Писатель воздержался от дальнейших комментариев и, вооружившись свежим пивом, вместе с Дон вернулся к большой двери.
Когда они вошли, Сноуи была похожа на оленя ночью, в свете фар. Она подошла и обняла Дон.
– О, Боже милостивый, я была уверена, что эти сумасшедшие убьют тебя!
– oна громко и влажно поцеловала Дон в лицо.
– Я всё время слышала, как они смеялись и кудахтали, словно пара дьяволов!
Дон ещё была ошеломлена своим предыдущим испугом и неприятностью того, что ей пришлось проглотить всего несколько минут назад. Она попыталась оттолкнуть Сноуи.
– Милая, пожалуйста. Сейчас не время.
Сноуи отошла от неё, надув губы.
– Ну, чёрт возьми, я же переживала за тебя!
– Мне очень приятно, но я сейчас не в настроении.
Писатель не обратил внимания на их сантименты; его внимание было приковано к бледному распростертому телу, что лежало на длинном металлическом столе под единственной желтой лампочкой.

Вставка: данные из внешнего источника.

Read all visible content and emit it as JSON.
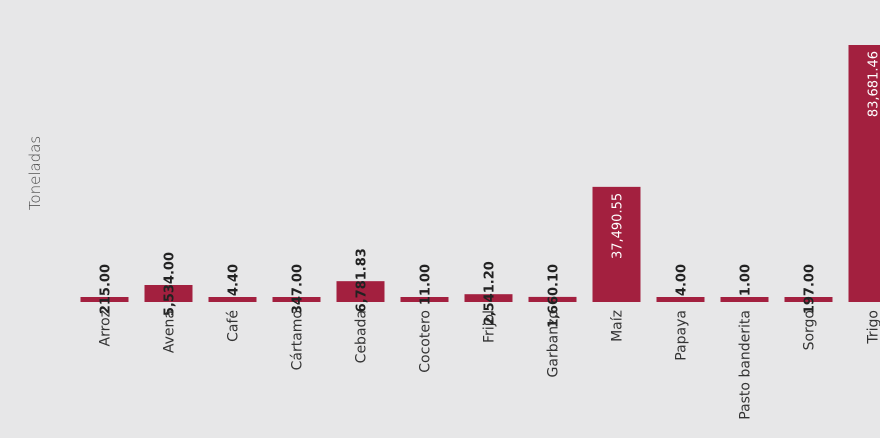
{
  "chart_data": {
    "type": "bar",
    "ylabel": "Toneladas",
    "xlabel": "",
    "title": "",
    "bar_color": "#a3203f",
    "background": "#e7e7e8",
    "categories": [
      "Arroz",
      "Avena",
      "Café",
      "Cártamo",
      "Cebada",
      "Cocotero",
      "Frijol",
      "Garbanzo",
      "Maíz",
      "Papaya",
      "Pasto banderita",
      "Sorgo",
      "Trigo"
    ],
    "values": [
      215.0,
      5534.0,
      4.4,
      347.0,
      6781.83,
      11.0,
      2541.2,
      1660.1,
      37490.55,
      4.0,
      1.0,
      197.0,
      83681.46
    ],
    "value_labels": [
      "215.00",
      "5,534.00",
      "4.40",
      "347.00",
      "6,781.83",
      "11.00",
      "2,541.20",
      "1,660.10",
      "37,490.55",
      "4.00",
      "1.00",
      "197.00",
      "83,681.46"
    ],
    "ylim": [
      0,
      83681.46
    ],
    "grid": false,
    "legend": "none"
  }
}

Вот он или ОНО. Толстолоб.
Синевато-банановая бледность выглядели жутко в полумраке, толстая труба плоти, которая была его гениталиями, казалась чем-то потусторонним. От общего его вида создавалось впечатление поля статического напряжения, усиленного присутствием чёрного пластикового пакета, который скрывал загадочную шишку, которая была его головой. Писатель приблизился на шаг или два, спрашивая себя: неужели я ДЕЙСТВИТЕЛЬНО собираюсь снять мешок и увидеть лицо легенды? Затем он отошёл. Необходимой силы духа у него в яичках не было.
Но пришло время ответов.
– Девочки, теперь, когда Поли и Оги ушли, вы обе расскажете мне всё, что знаете о Толстолобе. Я хочу узнать его прошлое, возраст, его историю. Кроме того, я также хочу узнать, почему из всех возможных мест он именно здесь все эти годы, - но когда он перевёл взгляд на девочек…
Нет, нет, нет…
Дон лежала на полу, а Сноуи ловко вставляла и вынимала из её влагалища длинную стекляную пробирку - точнее из пульсирующего влагалища.
– Господи, девочки! Уделите уже мне время! Я заплатил вам за него!
– закричал Писатель.
– Займетесь своими шалостями позже!
Но они не собирались делать это позже. Голые бёдра Дон заерзали на полу, когда Сноуи наклонилась ближе, чтобы смачивать языком процесс вставки и извлечения. Обнаженные груди Дон раскачивались в такт движениям (и при этом это были внушительные груди), она сильно сдавливала каждый сосок указательными и большими пальцами.